The resolution seeks to expand federal support and civil‑rights enforcement to move people with disabilities toward community‑based care and address COVID disparities, while imposing costs on taxpayers and governments and creating potential administrative burdens and short‑term care disruptions.
People with disabilities, including Medicaid beneficiaries, would gain stronger federal support for community-based and independent living (better access to home- and community-based services), reducing reliance on institutional care.
People with disabilities of color would receive greater recognition of disproportionate COVID‑19 and Long COVID impacts, which could lead to targeted public‑health and recovery measures for those communities.
People with disabilities and the agencies that serve them would benefit from an affirmed civil‑rights framing that may strengthen enforcement and improve policy coordination across healthcare, housing, education, and employment sectors.
Taxpayers and state governments could face increased federal and state spending or Medicaid policy changes that raise costs or force budget shifts to expand community supports and enforce obligations.
Providers and state/local agencies could face new administrative and compliance burdens from stronger enforcement expectations tied to expanded ADA‑focused policies.
People with disabilities and some seniors could experience disruptions if existing institutional services are rebalanced toward community integration, creating short‑term gaps during transitions.
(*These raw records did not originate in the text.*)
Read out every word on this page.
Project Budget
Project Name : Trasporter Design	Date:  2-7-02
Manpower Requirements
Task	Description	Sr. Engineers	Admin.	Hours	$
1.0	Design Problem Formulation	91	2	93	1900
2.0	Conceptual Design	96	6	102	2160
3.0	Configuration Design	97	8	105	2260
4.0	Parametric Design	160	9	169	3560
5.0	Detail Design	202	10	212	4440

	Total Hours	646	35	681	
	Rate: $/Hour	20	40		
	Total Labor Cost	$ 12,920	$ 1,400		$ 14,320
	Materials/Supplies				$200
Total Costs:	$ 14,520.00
Based on analysis of 2 sections of legislative text.
Expresses findings that ADA protections are a baseline, calls out Medicaid-related segregation and COVID disparities, and urges action to expand community supports and independent living.
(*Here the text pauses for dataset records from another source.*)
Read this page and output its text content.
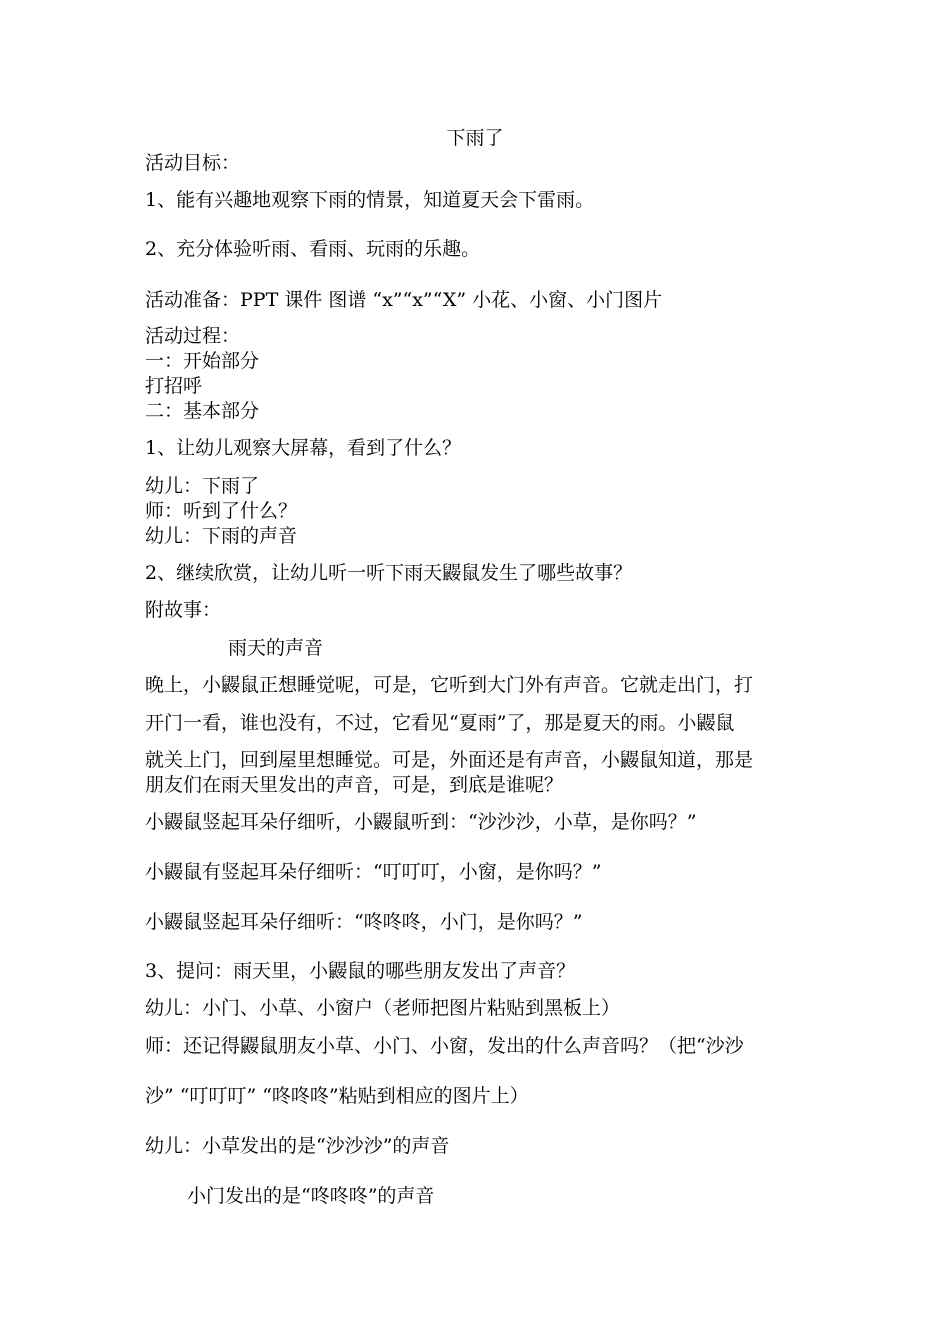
下雨了
活动目标：
1、能有兴趣地观察下雨的情景，知道夏天会下雷雨。
2、充分体验听雨、看雨、玩雨的乐趣。
活动准备：PPT 课件 图谱 “x”“x”“X” 小花、小窗、小门图片
活动过程：
一：开始部分
打招呼
二：基本部分
1、让幼儿观察大屏幕，看到了什么？
幼儿：下雨了
师：听到了什么？
幼儿：下雨的声音
2、继续欣赏，让幼儿听一听下雨天鼹鼠发生了哪些故事？
附故事：
雨天的声音
晚上，小鼹鼠正想睡觉呢，可是，它听到大门外有声音。它就走出门，打
开门一看，谁也没有，不过，它看见“夏雨”了，那是夏天的雨。小鼹鼠
就关上门，回到屋里想睡觉。可是，外面还是有声音，小鼹鼠知道，那是
朋友们在雨天里发出的声音，可是，到底是谁呢？
小鼹鼠竖起耳朵仔细听，小鼹鼠听到：“沙沙沙，小草，是你吗？”
小鼹鼠有竖起耳朵仔细听：“叮叮叮，小窗，是你吗？”
小鼹鼠竖起耳朵仔细听：“咚咚咚，小门，是你吗？”
3、提问：雨天里，小鼹鼠的哪些朋友发出了声音？
幼儿：小门、小草、小窗户（老师把图片粘贴到黑板上）
师：还记得鼹鼠朋友小草、小门、小窗，发出的什么声音吗？（把“沙沙
沙” “叮叮叮” “咚咚咚”粘贴到相应的图片上）
幼儿：小草发出的是“沙沙沙”的声音
小门发出的是“咚咚咚”的声音
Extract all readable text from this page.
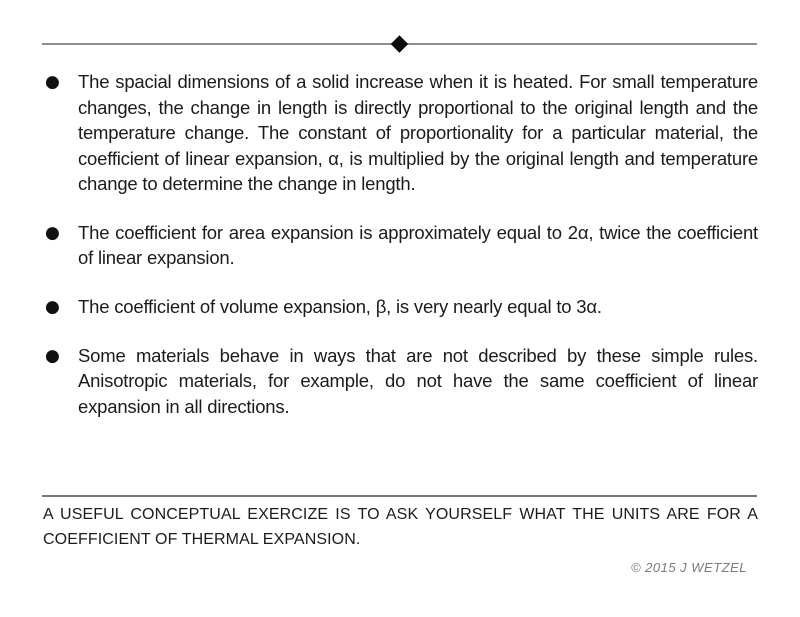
◆
● The spacial dimensions of a solid increase when it is heated. For small temperature changes, the change in length is directly proportional to the original length and the temperature change. The constant of proportionality for a particular material, the coefficient of linear expansion, α, is multiplied by the original length and temperature change to determine the change in length.

● The coefficient for area expansion is approximately equal to 2α, twice the coefficient of linear expansion.

● The coefficient of volume expansion, β, is very nearly equal to 3α.

● Some materials behave in ways that are not described by these simple rules. Anisotropic materials, for example, do not have the same coefficient of linear expansion in all directions.

A USEFUL CONCEPTUAL EXERCIZE IS TO ASK YOURSELF WHAT THE UNITS ARE FOR A COEFFICIENT OF THERMAL EXPANSION.

© 2015 J WETZEL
Introduced July 24, 2025 by Tammy Duckworth · Last progress July 24, 2025
Urges recognition that the Americans with Disabilities Act is a baseline and calls for stronger action to ensure people with disabilities can live and participate in their communities. Notes ongoing problems including long-term segregation tied to Medicaid policy, lack of community supports, disproportionate COVID‑19 and Long COVID impacts on people of color with disabilities, disaster vulnerability, and barriers to healthcare, education, housing, and integrated employment.